To handle a text in a computer, programs need to know how the text is encoded. In its processing, the software sees only a long string of numbers, and these have to match up with what you and I can recognise as "characters". For many languages like English with a restricted alphabet, encoding can be managed with only 1 "byte" per character. On the other hand a language like Chinese, which draws upon a very large array of characters, cannot easily be fitted to a 1-byte system. Hence the creation of other "multi-byte" systems. Obviously if a text in English is encoded in a multi-byte way, it will make a bigger file than one encoded with 1 byte per character, and this is slightly wasteful of disk and memory space.

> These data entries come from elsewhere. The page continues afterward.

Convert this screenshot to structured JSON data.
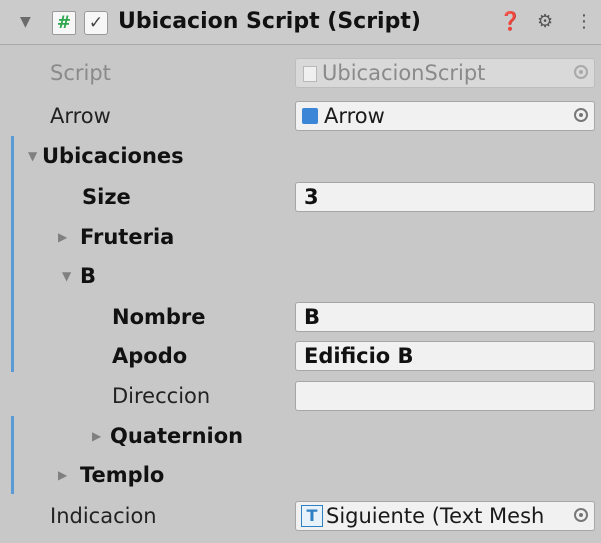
{
  "header": {
    "title": "Ubicacion Script (Script)",
    "enabled": true
  },
  "rows": {
    "script": {
      "label": "Script",
      "value": "UbicacionScript"
    },
    "arrow": {
      "label": "Arrow",
      "value": "Arrow"
    },
    "ubicaciones": {
      "label": "Ubicaciones"
    },
    "size": {
      "label": "Size",
      "value": "3"
    },
    "fruteria": {
      "label": "Fruteria"
    },
    "b": {
      "label": "B"
    },
    "nombre": {
      "label": "Nombre",
      "value": "B"
    },
    "apodo": {
      "label": "Apodo",
      "value": "Edificio B"
    },
    "direccion": {
      "label": "Direccion",
      "value": ""
    },
    "quaternion": {
      "label": "Quaternion"
    },
    "templo": {
      "label": "Templo"
    },
    "indicacion": {
      "label": "Indicacion",
      "value": "Siguiente (Text Mesh"
    }
  },
  "icons": {
    "script_component": "hash-icon",
    "help": "help-icon",
    "presets": "presets-icon",
    "menu": "kebab-menu-icon",
    "object_picker": "object-picker-icon",
    "prefab": "prefab-cube-icon",
    "text_mesh": "text-mesh-icon"
  },
  "colors": {
    "modified_bar": "#5a9bd5",
    "script_icon": "#2fa84f",
    "prefab_icon": "#3b86d6",
    "text_mesh_icon": "#2f7fc3"
  }
}
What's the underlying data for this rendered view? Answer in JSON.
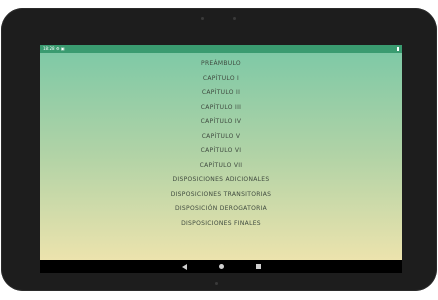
{
  "status": {
    "time": "18:28",
    "icons": "⚙ ▣"
  },
  "menu": {
    "items": [
      {
        "label": "PREÁMBULO"
      },
      {
        "label": "CAPÍTULO I"
      },
      {
        "label": "CAPÍTULO II"
      },
      {
        "label": "CAPÍTULO III"
      },
      {
        "label": "CAPÍTULO IV"
      },
      {
        "label": "CAPÍTULO V"
      },
      {
        "label": "CAPÍTULO VI"
      },
      {
        "label": "CAPÍTULO VII"
      },
      {
        "label": "DISPOSICIONES ADICIONALES"
      },
      {
        "label": "DISPOSICIONES TRANSITORIAS"
      },
      {
        "label": "DISPOSICIÓN DEROGATORIA"
      },
      {
        "label": "DISPOSICIONES FINALES"
      }
    ]
  },
  "colors": {
    "statusbar": "#3a9b70",
    "gradient_top": "#7fc9a6",
    "gradient_bottom": "#ece3ad",
    "menu_text": "#3f4a3f"
  }
}
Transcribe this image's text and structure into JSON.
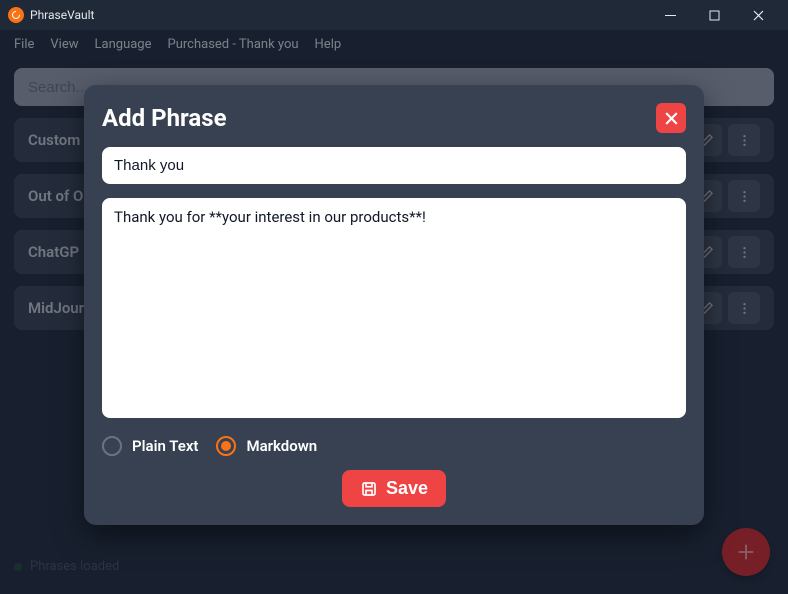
{
  "app": {
    "title": "PhraseVault"
  },
  "menu": {
    "file": "File",
    "view": "View",
    "language": "Language",
    "purchased": "Purchased - Thank you",
    "help": "Help"
  },
  "search": {
    "placeholder": "Search..."
  },
  "phrases": [
    {
      "title": "Custom"
    },
    {
      "title": "Out of O"
    },
    {
      "title": "ChatGP"
    },
    {
      "title": "MidJour"
    }
  ],
  "modal": {
    "title": "Add Phrase",
    "name_value": "Thank you",
    "body_value": "Thank you for **your interest in our products**!",
    "radio_plain": "Plain Text",
    "radio_markdown": "Markdown",
    "selected": "markdown",
    "save_label": "Save"
  },
  "status": {
    "text": "Phrases loaded"
  }
}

So, at the time of writing, 1-byte character sets are still in very widespread use. UTF-8 is a name for a multi-byte method, widely used for Chinese, etc.
In practice, your texts are likely to be encoded in a Windows 1-byte system, older texts in a DOS 1-byte system, and newer ones, especially in Chinese, Japanese, Greek, in Unicode. What matters most to you is what each character looks like, but WordSmith cannot possibly sort words correctly, or even recognise where a word begins and ends, if the encoding is not correct. WordSmith has to know (or try to find out) which system your texts are encoded in. It can perform certain tests in the background. But as it doesn't actually understand the words it sees, it is much safer for you to convert to Unicode, especially if you process texts in German, Spanish, Russian, Greek, Polish, Japanese, Farsi, Arabic etc.
To check results after changing the code-page, select Choose Texts and View the file in question. If you can't get it to look right, you've probably not got a cleaned-up plain text file but one straight from a word-processor. In that case, take it back into the word-processor (see here for how to do that in MS Word) and save it as text again as a plain text file in Unicode.